Mark Noble, Farm Development Corporation manager at Grindstone Butte and Sailor Creek, checks a hill of Shepody potatoes grown for a processor under contract. Potatoes are now grown in a long rotation cycle but still produce high yields after 20 years of farming the desert entry land.
Since corporations were not allowed under the law to file on desert entry land, when two of the state's largest food processors decided to develop high-lift pumping projects, it was necessary for them to find tracts of deeded land that could be purchased and put under irrigation. The J. R. Simplot Company acquired an area above the Payette River where they reclaimed 2,500 acres of desert land with a 440-foot water lift. Ore-Ida Foods, a division of the H. J. Heinz Company, crossed the state line into Oregon and developed Skyline Farms in Malheur County. Both projects were similar in concept to the Snake River projects, but neither seemed blessed with the fertile soil that the entrymen found at Sailor Creek and Bell Rapids.

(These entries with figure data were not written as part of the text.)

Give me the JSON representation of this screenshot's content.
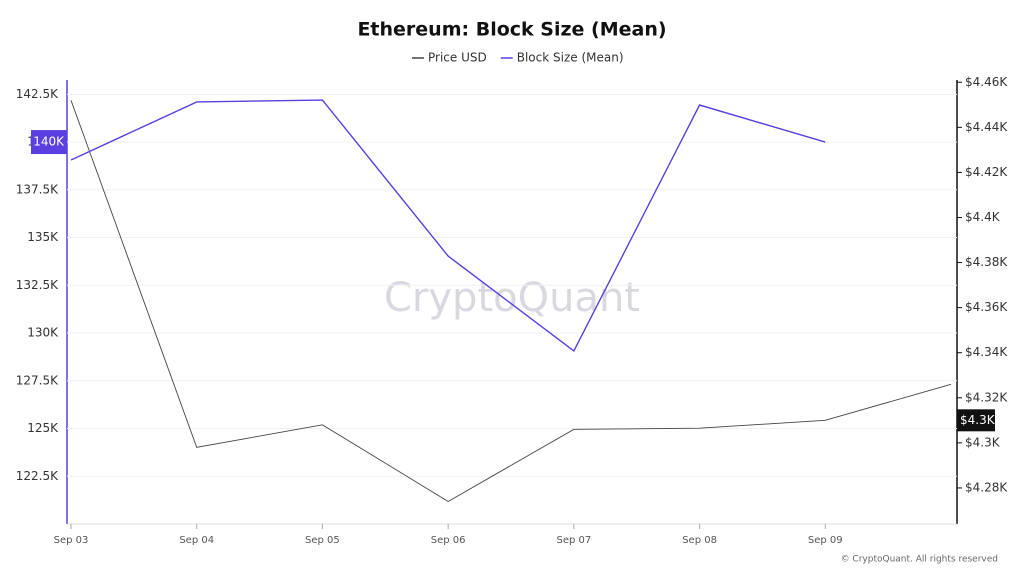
{
  "chart_data": {
    "type": "line",
    "title": "Ethereum: Block Size (Mean)",
    "categories": [
      "Sep 03",
      "Sep 04",
      "Sep 05",
      "Sep 06",
      "Sep 07",
      "Sep 08",
      "Sep 09",
      null
    ],
    "series": [
      {
        "name": "Price USD",
        "color": "#444444",
        "axis": "y2",
        "values": [
          4452,
          4298,
          4308,
          4274,
          4306,
          4306.5,
          4310,
          4326
        ]
      },
      {
        "name": "Block Size (Mean)",
        "color": "#5b3fe0",
        "values": [
          139060,
          142100,
          142200,
          134030,
          129060,
          141940,
          140000,
          null
        ]
      }
    ],
    "ylim": [
      120000,
      143250
    ],
    "yticks": [
      {
        "value": 122500,
        "label": "122.5K"
      },
      {
        "value": 125000,
        "label": "125K"
      },
      {
        "value": 127500,
        "label": "127.5K"
      },
      {
        "value": 130000,
        "label": "130K"
      },
      {
        "value": 132500,
        "label": "132.5K"
      },
      {
        "value": 135000,
        "label": "135K"
      },
      {
        "value": 137500,
        "label": "137.5K"
      },
      {
        "value": 140000,
        "label": "140K"
      },
      {
        "value": 142500,
        "label": "142.5K"
      }
    ],
    "y2lim": [
      4264,
      4461
    ],
    "y2ticks": [
      {
        "value": 4280,
        "label": "$4.28K"
      },
      {
        "value": 4300,
        "label": "$4.3K"
      },
      {
        "value": 4320,
        "label": "$4.32K"
      },
      {
        "value": 4340,
        "label": "$4.34K"
      },
      {
        "value": 4360,
        "label": "$4.36K"
      },
      {
        "value": 4380,
        "label": "$4.38K"
      },
      {
        "value": 4400,
        "label": "$4.4K"
      },
      {
        "value": 4420,
        "label": "$4.42K"
      },
      {
        "value": 4440,
        "label": "$4.44K"
      },
      {
        "value": 4460,
        "label": "$4.46K"
      }
    ],
    "y_marker": {
      "value": 140000,
      "label": "140K"
    },
    "y2_marker": {
      "value": 4310,
      "label": "$4.3K"
    },
    "grid": true,
    "watermark": "CryptoQuant",
    "copyright": "© CryptoQuant. All rights reserved"
  }
}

As a result, both Payette Farms and Skyline Farms met with indifferent success for their corporate developers as far as agricultural productivity was concerned. The Simplot Company converted the Payette Farm Company to orchards for the growing of apples and purchased Skyline Farms from the H. J. Heinz Company, only to sell it again to finally become the site for a new Oregon state prison.

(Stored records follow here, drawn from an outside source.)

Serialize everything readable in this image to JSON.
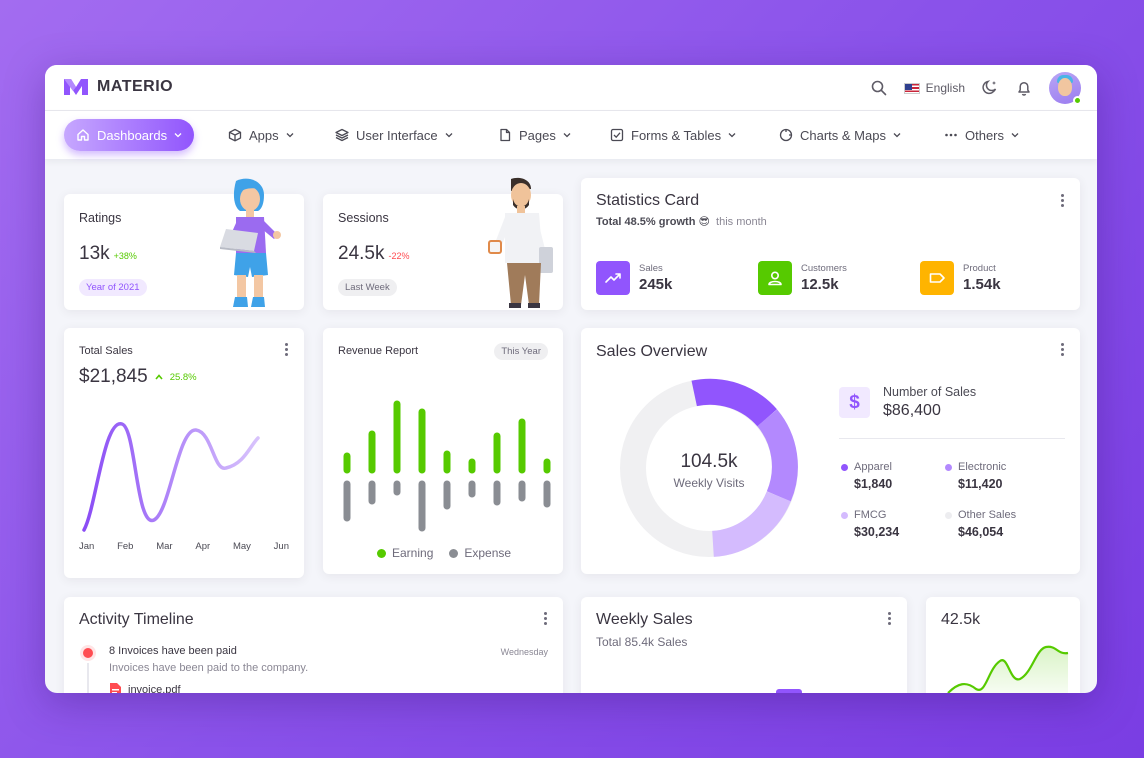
{
  "brand": {
    "name": "MATERIO",
    "accent": "#9155fd"
  },
  "header": {
    "language": "English",
    "icons": [
      "search-icon",
      "flag-us-icon",
      "moon-icon",
      "bell-icon"
    ]
  },
  "nav": {
    "items": [
      {
        "label": "Dashboards",
        "icon": "home-icon",
        "active": true
      },
      {
        "label": "Apps",
        "icon": "box-icon"
      },
      {
        "label": "User Interface",
        "icon": "layers-icon"
      },
      {
        "label": "Pages",
        "icon": "file-icon"
      },
      {
        "label": "Forms & Tables",
        "icon": "checkbox-icon"
      },
      {
        "label": "Charts & Maps",
        "icon": "chart-donut-icon"
      },
      {
        "label": "Others",
        "icon": "dots-icon"
      }
    ]
  },
  "ratings": {
    "title": "Ratings",
    "value": "13k",
    "change": "+38%",
    "badge": "Year of 2021"
  },
  "sessions": {
    "title": "Sessions",
    "value": "24.5k",
    "change": "-22%",
    "badge": "Last Week"
  },
  "statistics": {
    "title": "Statistics Card",
    "subtitle_bold": "Total 48.5% growth",
    "subtitle_emoji": "😎",
    "subtitle_rest": "this month",
    "items": [
      {
        "label": "Sales",
        "value": "245k",
        "color": "#9155fd",
        "icon": "trending-up-icon"
      },
      {
        "label": "Customers",
        "value": "12.5k",
        "color": "#56ca00",
        "icon": "user-icon"
      },
      {
        "label": "Product",
        "value": "1.54k",
        "color": "#ffb400",
        "icon": "tag-icon"
      }
    ]
  },
  "total_sales": {
    "title": "Total Sales",
    "value": "$21,845",
    "change": "25.8%",
    "months": [
      "Jan",
      "Feb",
      "Mar",
      "Apr",
      "May",
      "Jun"
    ]
  },
  "revenue": {
    "title": "Revenue Report",
    "badge": "This Year",
    "legend_earning": "Earning",
    "legend_expense": "Expense",
    "earning_color": "#56ca00",
    "expense_color": "#8a8d93"
  },
  "sales_overview": {
    "title": "Sales Overview",
    "center_value": "104.5k",
    "center_label": "Weekly Visits",
    "number_label": "Number of Sales",
    "number_value": "$86,400",
    "segments": [
      {
        "label": "Apparel",
        "value": "$1,840",
        "color": "#9155fd"
      },
      {
        "label": "Electronic",
        "value": "$11,420",
        "color": "#b389fe"
      },
      {
        "label": "FMCG",
        "value": "$30,234",
        "color": "#d4bbfe"
      },
      {
        "label": "Other Sales",
        "value": "$46,054",
        "color": "#f0f0f2"
      }
    ]
  },
  "activity": {
    "title": "Activity Timeline",
    "event_title": "8 Invoices have been paid",
    "event_time": "Wednesday",
    "event_desc": "Invoices have been paid to the company.",
    "attachment": "invoice.pdf"
  },
  "weekly_sales": {
    "title": "Weekly Sales",
    "subtitle": "Total 85.4k Sales"
  },
  "mini": {
    "value": "42.5k"
  }
}
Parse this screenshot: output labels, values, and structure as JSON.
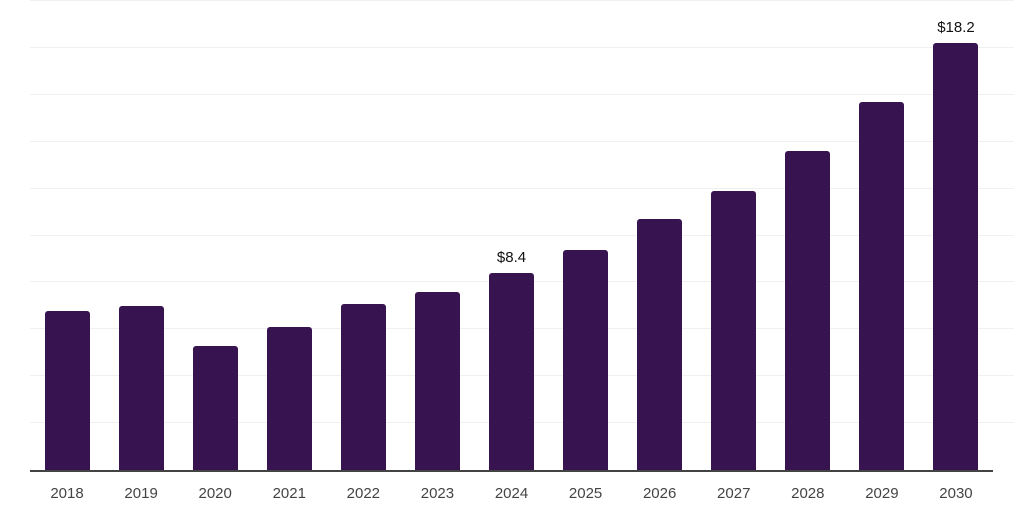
{
  "chart_data": {
    "type": "bar",
    "title": "",
    "categories": [
      "2018",
      "2019",
      "2020",
      "2021",
      "2022",
      "2023",
      "2024",
      "2025",
      "2026",
      "2027",
      "2028",
      "2029",
      "2030"
    ],
    "values": [
      6.8,
      7.0,
      5.3,
      6.1,
      7.1,
      7.6,
      8.4,
      9.4,
      10.7,
      11.9,
      13.6,
      15.7,
      18.2
    ],
    "value_labels": [
      "",
      "",
      "",
      "",
      "",
      "",
      "$8.4",
      "",
      "",
      "",
      "",
      "",
      "$18.2"
    ],
    "xlabel": "",
    "ylabel": "",
    "ylim": [
      0,
      20
    ],
    "grid_step": 2,
    "grid": "horizontal",
    "legend": false,
    "y_axis_ticks_visible": false,
    "bar_color": "#371450",
    "grid_color": "#f0f0f0",
    "axis_color": "#434343",
    "value_label_color": "#111111",
    "tick_label_color": "#444444"
  }
}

The 15-year period of high-lift irrigation development in Idaho saw an era of history develop in a unique and interesting way. Government-sponsored and financed reclamation projects were responsible for most of the large acreage land reclamation in the early days. After the development of the Bureau of Reclamation projects, the next growth increment came primarily from areas of desert that were irrigated from deep wells with pumping from the huge aquifer that underlies the Snake River drainage. The nature of the land and the cost of well drilling limited this type of reclamation to individual projects, which never reached the spectacular size of the ones developed by pumping water from the Snake River itself. With private financing replacing large expenditures of federal money, these most recent reclamation projects were brought into production without involving the United States taxpayer.

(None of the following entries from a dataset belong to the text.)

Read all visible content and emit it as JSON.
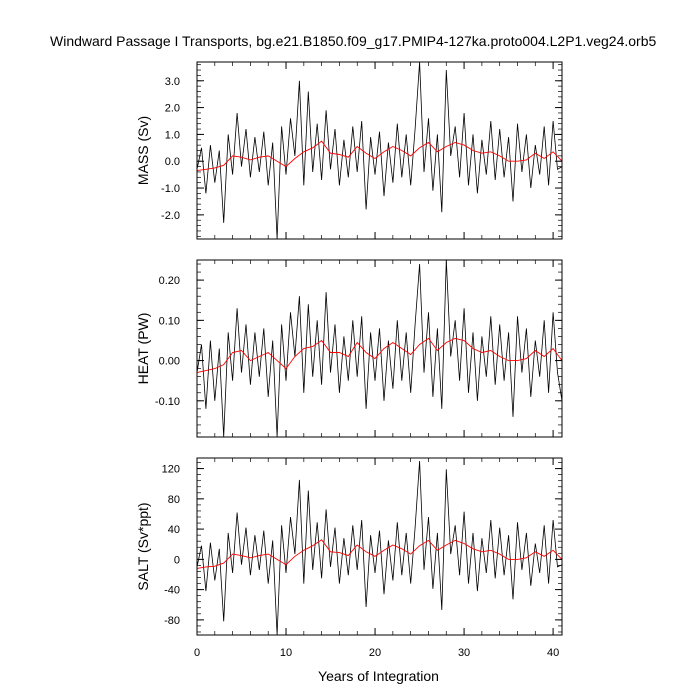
{
  "title": "Windward Passage I Transports, bg.e21.B1850.f09_g17.PMIP4-127ka.proto004.L2P1.veg24.orb5",
  "colors": {
    "raw": "#000000",
    "smooth": "#ff0000",
    "frame": "#000000"
  },
  "chart_data": [
    {
      "type": "line",
      "ylabel": "MASS (Sv)",
      "xlabel": "",
      "xlim": [
        0,
        41
      ],
      "ylim": [
        -2.9,
        3.7
      ],
      "yticks": [
        -2.0,
        -1.0,
        0.0,
        1.0,
        2.0,
        3.0
      ],
      "ytick_labels": [
        "-2.0",
        "-1.0",
        "0.0",
        "1.0",
        "2.0",
        "3.0"
      ],
      "series": [
        {
          "x": [
            0,
            0.5,
            1,
            1.5,
            2,
            2.5,
            3,
            3.5,
            4,
            4.5,
            5,
            5.5,
            6,
            6.5,
            7,
            7.5,
            8,
            8.5,
            9,
            9.5,
            10,
            10.5,
            11,
            11.5,
            12,
            12.5,
            13,
            13.5,
            14,
            14.5,
            15,
            15.5,
            16,
            16.5,
            17,
            17.5,
            18,
            18.5,
            19,
            19.5,
            20,
            20.5,
            21,
            21.5,
            22,
            22.5,
            23,
            23.5,
            24,
            24.5,
            25,
            25.5,
            26,
            26.5,
            27,
            27.5,
            28,
            28.5,
            29,
            29.5,
            30,
            30.5,
            31,
            31.5,
            32,
            32.5,
            33,
            33.5,
            34,
            34.5,
            35,
            35.5,
            36,
            36.5,
            37,
            37.5,
            38,
            38.5,
            39,
            39.5,
            40,
            40.5,
            41
          ],
          "y": [
            -0.3,
            0.5,
            -1.2,
            0.6,
            -0.8,
            0.4,
            -2.3,
            1.0,
            -0.5,
            1.8,
            -0.2,
            1.2,
            -0.6,
            0.9,
            -0.4,
            1.1,
            -0.9,
            0.7,
            -2.9,
            1.3,
            -0.5,
            1.6,
            0.2,
            3.0,
            -0.9,
            2.6,
            -0.4,
            1.4,
            -0.7,
            1.9,
            -0.3,
            1.2,
            -0.9,
            0.8,
            -0.6,
            1.3,
            -0.4,
            1.5,
            -1.8,
            0.9,
            -0.5,
            1.1,
            -1.3,
            0.7,
            -0.8,
            1.4,
            -0.6,
            1.0,
            -0.9,
            1.2,
            3.7,
            -0.4,
            1.6,
            -1.1,
            1.0,
            -1.9,
            3.4,
            0.2,
            1.3,
            -0.6,
            1.8,
            -0.9,
            1.0,
            -1.2,
            0.8,
            -0.5,
            1.5,
            -0.7,
            1.2,
            -0.6,
            0.9,
            -1.5,
            1.4,
            -0.4,
            1.0,
            -1.0,
            0.6,
            -0.5,
            1.3,
            -0.9,
            1.5,
            -0.3,
            -0.2
          ]
        },
        {
          "x": [
            0,
            1,
            2,
            3,
            4,
            5,
            6,
            7,
            8,
            9,
            10,
            11,
            12,
            13,
            14,
            15,
            16,
            17,
            18,
            19,
            20,
            21,
            22,
            23,
            24,
            25,
            26,
            27,
            28,
            29,
            30,
            31,
            32,
            33,
            34,
            35,
            36,
            37,
            38,
            39,
            40,
            41
          ],
          "y": [
            -0.35,
            -0.3,
            -0.25,
            -0.15,
            0.2,
            0.15,
            0.05,
            0.15,
            0.2,
            0.0,
            -0.2,
            0.1,
            0.35,
            0.5,
            0.75,
            0.3,
            0.25,
            0.15,
            0.55,
            0.3,
            0.1,
            0.35,
            0.55,
            0.4,
            0.2,
            0.5,
            0.7,
            0.35,
            0.55,
            0.7,
            0.6,
            0.4,
            0.3,
            0.35,
            0.2,
            0.0,
            0.0,
            0.05,
            0.3,
            0.1,
            0.35,
            0.0
          ]
        }
      ]
    },
    {
      "type": "line",
      "ylabel": "HEAT (PW)",
      "xlabel": "",
      "xlim": [
        0,
        41
      ],
      "ylim": [
        -0.19,
        0.25
      ],
      "yticks": [
        -0.1,
        0.0,
        0.1,
        0.2
      ],
      "ytick_labels": [
        "-0.10",
        "0.00",
        "0.10",
        "0.20"
      ],
      "series": [
        {
          "x": [
            0,
            0.5,
            1,
            1.5,
            2,
            2.5,
            3,
            3.5,
            4,
            4.5,
            5,
            5.5,
            6,
            6.5,
            7,
            7.5,
            8,
            8.5,
            9,
            9.5,
            10,
            10.5,
            11,
            11.5,
            12,
            12.5,
            13,
            13.5,
            14,
            14.5,
            15,
            15.5,
            16,
            16.5,
            17,
            17.5,
            18,
            18.5,
            19,
            19.5,
            20,
            20.5,
            21,
            21.5,
            22,
            22.5,
            23,
            23.5,
            24,
            24.5,
            25,
            25.5,
            26,
            26.5,
            27,
            27.5,
            28,
            28.5,
            29,
            29.5,
            30,
            30.5,
            31,
            31.5,
            32,
            32.5,
            33,
            33.5,
            34,
            34.5,
            35,
            35.5,
            36,
            36.5,
            37,
            37.5,
            38,
            38.5,
            39,
            39.5,
            40,
            40.5,
            41
          ],
          "y": [
            -0.03,
            0.04,
            -0.12,
            0.05,
            -0.1,
            0.03,
            -0.19,
            0.07,
            -0.05,
            0.13,
            -0.03,
            0.09,
            -0.06,
            0.07,
            -0.04,
            0.08,
            -0.09,
            0.05,
            -0.19,
            0.09,
            -0.05,
            0.12,
            0.01,
            0.16,
            -0.08,
            0.14,
            -0.04,
            0.1,
            -0.06,
            0.17,
            -0.03,
            0.09,
            -0.08,
            0.06,
            -0.05,
            0.1,
            -0.04,
            0.11,
            -0.12,
            0.07,
            -0.05,
            0.08,
            -0.1,
            0.05,
            -0.07,
            0.1,
            -0.05,
            0.07,
            -0.08,
            0.09,
            0.24,
            -0.03,
            0.12,
            -0.09,
            0.08,
            -0.12,
            0.25,
            0.01,
            0.1,
            -0.05,
            0.13,
            -0.08,
            0.07,
            -0.1,
            0.06,
            -0.04,
            0.11,
            -0.06,
            0.09,
            -0.05,
            0.07,
            -0.14,
            0.11,
            -0.03,
            0.08,
            -0.09,
            0.05,
            -0.04,
            0.1,
            -0.08,
            0.12,
            -0.03,
            -0.1
          ]
        },
        {
          "x": [
            0,
            1,
            2,
            3,
            4,
            5,
            6,
            7,
            8,
            9,
            10,
            11,
            12,
            13,
            14,
            15,
            16,
            17,
            18,
            19,
            20,
            21,
            22,
            23,
            24,
            25,
            26,
            27,
            28,
            29,
            30,
            31,
            32,
            33,
            34,
            35,
            36,
            37,
            38,
            39,
            40,
            41
          ],
          "y": [
            -0.03,
            -0.025,
            -0.02,
            -0.01,
            0.02,
            0.025,
            0.0,
            0.01,
            0.02,
            0.0,
            -0.02,
            0.01,
            0.03,
            0.035,
            0.05,
            0.02,
            0.02,
            0.01,
            0.045,
            0.02,
            0.005,
            0.03,
            0.045,
            0.03,
            0.015,
            0.04,
            0.055,
            0.025,
            0.045,
            0.055,
            0.05,
            0.03,
            0.02,
            0.025,
            0.01,
            0.0,
            0.0,
            0.005,
            0.025,
            0.01,
            0.03,
            0.0
          ]
        }
      ]
    },
    {
      "type": "line",
      "ylabel": "SALT (Sv*ppt)",
      "xlabel": "Years of Integration",
      "xlim": [
        0,
        41
      ],
      "ylim": [
        -100,
        134
      ],
      "yticks": [
        -80,
        -40,
        0,
        40,
        80,
        120
      ],
      "ytick_labels": [
        "-80",
        "-40",
        "0",
        "40",
        "80",
        "120"
      ],
      "xticks": [
        0,
        10,
        20,
        30,
        40
      ],
      "xtick_labels": [
        "0",
        "10",
        "20",
        "30",
        "40"
      ],
      "series": [
        {
          "x": [
            0,
            0.5,
            1,
            1.5,
            2,
            2.5,
            3,
            3.5,
            4,
            4.5,
            5,
            5.5,
            6,
            6.5,
            7,
            7.5,
            8,
            8.5,
            9,
            9.5,
            10,
            10.5,
            11,
            11.5,
            12,
            12.5,
            13,
            13.5,
            14,
            14.5,
            15,
            15.5,
            16,
            16.5,
            17,
            17.5,
            18,
            18.5,
            19,
            19.5,
            20,
            20.5,
            21,
            21.5,
            22,
            22.5,
            23,
            23.5,
            24,
            24.5,
            25,
            25.5,
            26,
            26.5,
            27,
            27.5,
            28,
            28.5,
            29,
            29.5,
            30,
            30.5,
            31,
            31.5,
            32,
            32.5,
            33,
            33.5,
            34,
            34.5,
            35,
            35.5,
            36,
            36.5,
            37,
            37.5,
            38,
            38.5,
            39,
            39.5,
            40,
            40.5,
            41
          ],
          "y": [
            -10,
            18,
            -42,
            22,
            -28,
            14,
            -82,
            35,
            -18,
            62,
            -7,
            42,
            -21,
            32,
            -14,
            38,
            -32,
            25,
            -100,
            45,
            -18,
            56,
            7,
            105,
            -32,
            91,
            -14,
            49,
            -25,
            66,
            -10,
            42,
            -32,
            28,
            -21,
            45,
            -14,
            52,
            -63,
            32,
            -18,
            38,
            -46,
            25,
            -28,
            49,
            -21,
            35,
            -32,
            42,
            130,
            -14,
            56,
            -39,
            35,
            -67,
            119,
            7,
            45,
            -21,
            63,
            -32,
            35,
            -42,
            28,
            -18,
            52,
            -25,
            42,
            -21,
            32,
            -53,
            49,
            -14,
            35,
            -35,
            21,
            -18,
            45,
            -32,
            52,
            -10,
            -7
          ]
        },
        {
          "x": [
            0,
            1,
            2,
            3,
            4,
            5,
            6,
            7,
            8,
            9,
            10,
            11,
            12,
            13,
            14,
            15,
            16,
            17,
            18,
            19,
            20,
            21,
            22,
            23,
            24,
            25,
            26,
            27,
            28,
            29,
            30,
            31,
            32,
            33,
            34,
            35,
            36,
            37,
            38,
            39,
            40,
            41
          ],
          "y": [
            -12,
            -10,
            -9,
            -5,
            7,
            5,
            2,
            5,
            7,
            0,
            -7,
            4,
            12,
            18,
            26,
            10,
            9,
            5,
            19,
            10,
            4,
            12,
            19,
            14,
            7,
            18,
            25,
            12,
            19,
            25,
            21,
            14,
            10,
            12,
            7,
            0,
            0,
            2,
            10,
            4,
            12,
            0
          ]
        }
      ]
    }
  ]
}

Two financial institutions contributed greatly to land development along the Snake River. They were the Idaho First National Bank (now US Bank) and the Northwest Mutual Insurance Company. Typical financial arrangements involved Northwest Mutual lending entrymen the long-term money for the development of the project, and Idaho First National making the short-term loans to individual entrymen for the development of their tracts.